My mum seems to cook like a magician. I  have the passion for cooking from her.As a kid of 6 , I saw her cooking with so much passion that I joined her and stood on a little stool by her and watched and helped her where I could. By age 10, I was making a full meal. 
Suji ke dhokle has been her left hand job. I think no one can make them like her. Today I share her recipe here. 
1.5 cups suji
2 tbsp besan ( optional)
1 cup sour curd
1 tbsp oil
1/4 tsp haldi
Pinch of hing
15 gms / 1 tbsp Baking powder 
For tempering
2 tbsp oil
Pinch of hing
1 tsp mustard seeds
Curry leaves
1 tsp sesame seeds
Few slit green chillies
Lime juice of 1/2 lemon
1 tsp sugar 
Mix all the ingredients for dhokla exceot baking powder. Add enough water to make a thick batter.keep for 30 mins.

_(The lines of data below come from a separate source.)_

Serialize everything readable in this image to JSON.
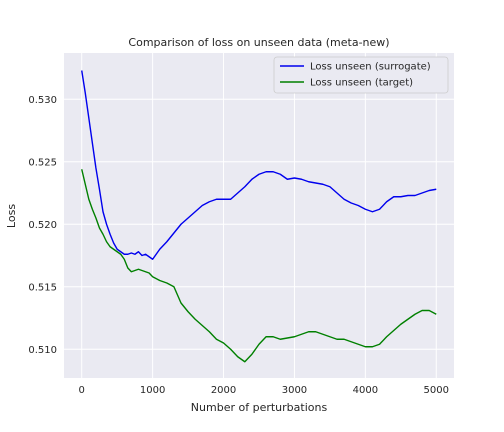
{
  "chart_data": {
    "type": "line",
    "title": "Comparison of loss on unseen data (meta-new)",
    "xlabel": "Number of perturbations",
    "ylabel": "Loss",
    "xlim": [
      -250,
      5250
    ],
    "ylim": [
      0.5077,
      0.5337
    ],
    "xticks": [
      0,
      1000,
      2000,
      3000,
      4000,
      5000
    ],
    "xtick_labels": [
      "0",
      "1000",
      "2000",
      "3000",
      "4000",
      "5000"
    ],
    "yticks": [
      0.51,
      0.515,
      0.52,
      0.525,
      0.53
    ],
    "ytick_labels": [
      "0.510",
      "0.515",
      "0.520",
      "0.525",
      "0.530"
    ],
    "grid": true,
    "legend_position": "top-right",
    "series": [
      {
        "name": "Loss unseen (surrogate)",
        "color": "#0000ee",
        "x": [
          0,
          50,
          100,
          150,
          200,
          250,
          300,
          350,
          400,
          450,
          500,
          550,
          600,
          650,
          700,
          750,
          800,
          850,
          900,
          950,
          1000,
          1100,
          1200,
          1300,
          1400,
          1500,
          1600,
          1700,
          1800,
          1900,
          2000,
          2100,
          2200,
          2300,
          2400,
          2500,
          2600,
          2700,
          2800,
          2900,
          3000,
          3100,
          3200,
          3300,
          3400,
          3500,
          3600,
          3700,
          3800,
          3900,
          4000,
          4100,
          4200,
          4300,
          4400,
          4500,
          4600,
          4700,
          4800,
          4900,
          5000
        ],
        "values": [
          0.5323,
          0.5305,
          0.5285,
          0.5265,
          0.5245,
          0.5228,
          0.521,
          0.52,
          0.5192,
          0.5185,
          0.518,
          0.5178,
          0.5176,
          0.5176,
          0.5177,
          0.5176,
          0.5178,
          0.5175,
          0.5176,
          0.5174,
          0.5172,
          0.518,
          0.5186,
          0.5193,
          0.52,
          0.5205,
          0.521,
          0.5215,
          0.5218,
          0.522,
          0.522,
          0.522,
          0.5225,
          0.523,
          0.5236,
          0.524,
          0.5242,
          0.5242,
          0.524,
          0.5236,
          0.5237,
          0.5236,
          0.5234,
          0.5233,
          0.5232,
          0.523,
          0.5225,
          0.522,
          0.5217,
          0.5215,
          0.5212,
          0.521,
          0.5212,
          0.5218,
          0.5222,
          0.5222,
          0.5223,
          0.5223,
          0.5225,
          0.5227,
          0.5228
        ]
      },
      {
        "name": "Loss unseen (target)",
        "color": "#008000",
        "x": [
          0,
          50,
          100,
          150,
          200,
          250,
          300,
          350,
          400,
          450,
          500,
          550,
          600,
          650,
          700,
          750,
          800,
          850,
          900,
          950,
          1000,
          1100,
          1200,
          1300,
          1400,
          1500,
          1600,
          1700,
          1800,
          1900,
          2000,
          2100,
          2200,
          2300,
          2400,
          2500,
          2600,
          2700,
          2800,
          2900,
          3000,
          3100,
          3200,
          3300,
          3400,
          3500,
          3600,
          3700,
          3800,
          3900,
          4000,
          4100,
          4200,
          4300,
          4400,
          4500,
          4600,
          4700,
          4800,
          4900,
          5000
        ],
        "values": [
          0.5244,
          0.5232,
          0.522,
          0.5212,
          0.5205,
          0.5197,
          0.5192,
          0.5186,
          0.5182,
          0.518,
          0.5178,
          0.5176,
          0.5172,
          0.5165,
          0.5162,
          0.5163,
          0.5164,
          0.5163,
          0.5162,
          0.5161,
          0.5158,
          0.5155,
          0.5153,
          0.515,
          0.5137,
          0.513,
          0.5124,
          0.5119,
          0.5114,
          0.5108,
          0.5105,
          0.51,
          0.5094,
          0.509,
          0.5096,
          0.5104,
          0.511,
          0.511,
          0.5108,
          0.5109,
          0.511,
          0.5112,
          0.5114,
          0.5114,
          0.5112,
          0.511,
          0.5108,
          0.5108,
          0.5106,
          0.5104,
          0.5102,
          0.5102,
          0.5104,
          0.511,
          0.5115,
          0.512,
          0.5124,
          0.5128,
          0.5131,
          0.5131,
          0.5128
        ]
      }
    ]
  }
}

Now adjust the thickness of batter and add baking powder and mix well.
Grease a 24" round dhokla tray and keep to steam. Pour the batter and steam on high for about 15 mins.
Stick a knife to see if it comes clean.
Cool for about an hour.
Cut into small squares in the tray.
Heat oil in a pan, add hing, mustard and let them splatter.
Add curry leaves, sesame seeds and green chillies and let them give out aroma.
Pour half a cup of water in it and add heat through with sugar.
Add lime juice and pour over the dhoklas.
Keep for an hour, sprinkle chopped coriander and serve with chutney of your choice.